From the post:
0xdata (www.0xdata.com), the open source machine learning and predictive analytics company for big data, today announced general availability of the latest release of H2O, the industry’s fastest prediction engine for big data users of Hadoop, R and Excel. H2O delivers parallel and distributed advanced algorithms on big data at speeds up to 100X faster than other predictive analytics providers.
The second generation H2O “Fluid Vector” release — currently in use at two of the largest insurance companies in the world, the largest provider of streaming video entertainment and the largest online real estate services company — delivers new levels of performance, ease of use and integration with R. Early H2O customers include Netflix, Trulia and Vendavo.
“We developed H2O to unlock the predictive power of big data through better algorithms,” said SriSatish Ambati, CEO and co-founder of 0xdata. “H2O is simple, extensible and easy to use and deploy from R, Excel and Hadoop. The big data science world is one of algorithm-haves and have-nots. Amazon, Goldman Sachs, Google and Netflix have proven the power of algorithms on data. With our viral and open Apache software license philosophy, along with close ties into the math, Hadoop and R communities, we bring the power of Google-scale machine learning and modeling without sampling to the rest of the world.”
“Big data by itself is useless. It is only when you have big data plus big analytics that one has the capability to achieve big business impact. H2O is the platform for big analytics that we have found gives us the biggest advantage compared with other alternatives,” said Chris Pouliot, Director of Algorithms and Analytics at Netflix and advisor to 0xdata. “Our data scientists can build sophisticated models, minimizing their worries about data shape and size on commodity machines. Over the past year, we partnered with the talented 0xdata team to work with them on building a great product that will meet and exceed our algorithm needs in the cloud.”
…
From the H2O Github page:
H2O makes hadoop do math!
H2O scales statistics, machine learning and math over BigData. H2O is extensible and users can build blocks using simple math legos in the core.

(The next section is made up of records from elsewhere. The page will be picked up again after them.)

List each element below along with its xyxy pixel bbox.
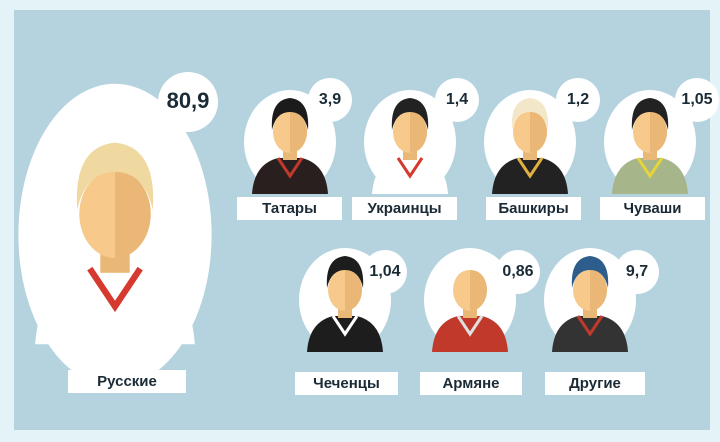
- name-label: Чуваши: [624, 200, 682, 217]
- name-label: Башкиры: [498, 200, 568, 217]
- value-label: 1,05: [681, 91, 712, 108]
- value-label: 9,7: [626, 263, 648, 280]
- name-label: Чеченцы: [313, 375, 380, 392]
- name-label: Татары: [262, 200, 317, 217]
- value-label: 1,2: [567, 91, 589, 108]
- value-label: 0,86: [502, 263, 533, 280]
- value-label: 1,04: [369, 263, 400, 280]
- name-label: Украинцы: [367, 200, 441, 217]
- infographic: 80,9 Русские 3,9 Татары 1,4 Украинцы 1,2 Башкир…: [0, 0, 720, 442]
- name-label: Русские: [97, 373, 157, 390]
- value-label: 3,9: [319, 91, 341, 108]
- name-label: Армяне: [442, 375, 499, 392]
- value-label: 1,4: [446, 91, 468, 108]
- value-label: 80,9: [167, 88, 210, 113]
- name-label: Другие: [569, 375, 621, 392]
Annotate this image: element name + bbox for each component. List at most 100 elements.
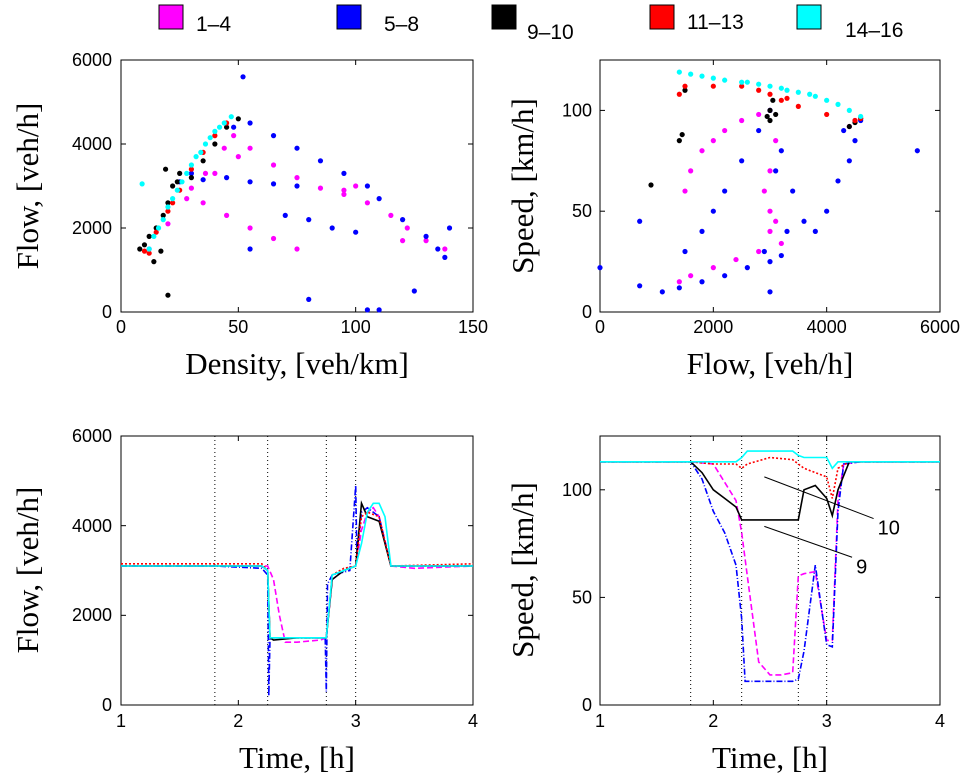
data-point xyxy=(767,83,773,89)
x-tick-label: 2 xyxy=(233,711,243,731)
points-layer xyxy=(137,74,453,313)
data-point xyxy=(682,87,688,93)
data-point xyxy=(744,265,750,271)
data-point xyxy=(756,87,762,93)
data-point xyxy=(676,91,682,97)
data-point xyxy=(710,138,716,144)
annotations-layer: 10 9 xyxy=(764,476,900,578)
x-axis-label: Density, [veh/km] xyxy=(185,346,409,381)
lines-layer xyxy=(600,450,940,683)
data-point xyxy=(739,79,745,85)
data-point xyxy=(835,101,841,107)
data-point xyxy=(435,246,441,252)
data-point xyxy=(160,212,166,218)
data-point xyxy=(790,188,796,194)
data-point xyxy=(733,256,739,263)
data-point xyxy=(637,283,643,289)
plot-area xyxy=(599,59,941,313)
data-point xyxy=(773,111,779,118)
data-point xyxy=(188,162,194,168)
y-axis-label: Speed, [km/h] xyxy=(505,98,540,274)
data-point xyxy=(364,183,370,189)
data-point xyxy=(852,138,858,144)
data-point xyxy=(404,225,410,231)
legend-item-9-10: 9–10 xyxy=(491,4,574,44)
x-tick-label: 6000 xyxy=(920,317,960,337)
data-point xyxy=(200,177,206,183)
data-point xyxy=(188,185,194,191)
data-point xyxy=(767,208,773,214)
data-point xyxy=(739,83,745,89)
data-point xyxy=(807,91,813,97)
data-point xyxy=(224,124,230,130)
series-line-11–13 xyxy=(600,456,940,499)
data-point xyxy=(224,212,230,218)
data-point xyxy=(224,175,230,181)
data-point xyxy=(400,238,406,244)
data-point xyxy=(682,248,688,255)
data-point xyxy=(212,133,218,139)
data-point xyxy=(761,248,767,255)
legend-item-1-4: 1–4 xyxy=(158,4,231,36)
series-11–13 xyxy=(676,83,864,124)
data-point xyxy=(353,229,359,235)
data-point xyxy=(778,97,784,103)
x-tick-label: 150 xyxy=(458,317,488,337)
data-point xyxy=(699,148,705,154)
data-point xyxy=(778,240,784,247)
x-tick-label: 0 xyxy=(116,317,126,337)
data-point xyxy=(852,117,858,124)
data-point xyxy=(841,127,847,134)
data-point xyxy=(699,279,705,285)
data-point xyxy=(442,254,448,260)
tick-marks xyxy=(599,60,941,313)
x-tick-label: 3 xyxy=(351,711,361,731)
data-point xyxy=(682,188,688,194)
data-point xyxy=(423,238,429,244)
y-tick-label: 2000 xyxy=(72,605,112,625)
data-point xyxy=(756,248,762,255)
data-point xyxy=(198,149,204,155)
legend-swatch-9-10 xyxy=(491,4,517,30)
plot-area xyxy=(599,435,941,706)
data-point xyxy=(270,235,277,242)
data-point xyxy=(216,124,223,130)
data-point xyxy=(739,117,745,124)
annotation-label: 9 xyxy=(856,556,867,578)
data-point xyxy=(353,183,359,189)
data-point xyxy=(442,246,448,252)
annotation-label: 10 xyxy=(878,518,900,540)
data-point xyxy=(722,273,728,279)
data-point xyxy=(846,107,852,113)
data-point xyxy=(151,259,157,265)
data-point xyxy=(688,71,694,77)
legend-label-1-4: 1–4 xyxy=(196,13,231,36)
data-point xyxy=(184,170,190,176)
data-point xyxy=(824,97,830,103)
data-point xyxy=(146,233,152,239)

H2O keeps familiar interfaces like R, Excel & JSON so that big data enthusiasts & & experts can explore, munge, model and score datasets using a range of simple to advanced algorithms.
Data collection is easy. Decision making is hard. H2O makes it fast and easy to derive insights from your data through faster and better predictive modelingProduct Vision for first cut:
- H2O, the Analytics Engine will scale Classification and Regression.
- RandomForest, Generalized Linear Modeling (GLM), logistic regression, k-Means, available over R / REST/ JSON-API
- Basic Linear Algebra as building blocks for custom algorithms
- High predictive power of the models
- High speed and scale for modeling and validation over BigData
- Data Sources:
- We read and write from/to HDFS, S3
- We ingest data in CSV format from local and distributed filesystems (nfs)
- A JDBC driver for SQL and DataAdapters for NoSQL datasources is in the roadmap. (v2)
- Adhoc Data Analytics at scale via R-like Parser on BigData
Machine learning is not as ubiquitous as Excel, yet.
But like Excel, the quality of results depends on the skills of the user, not the technology.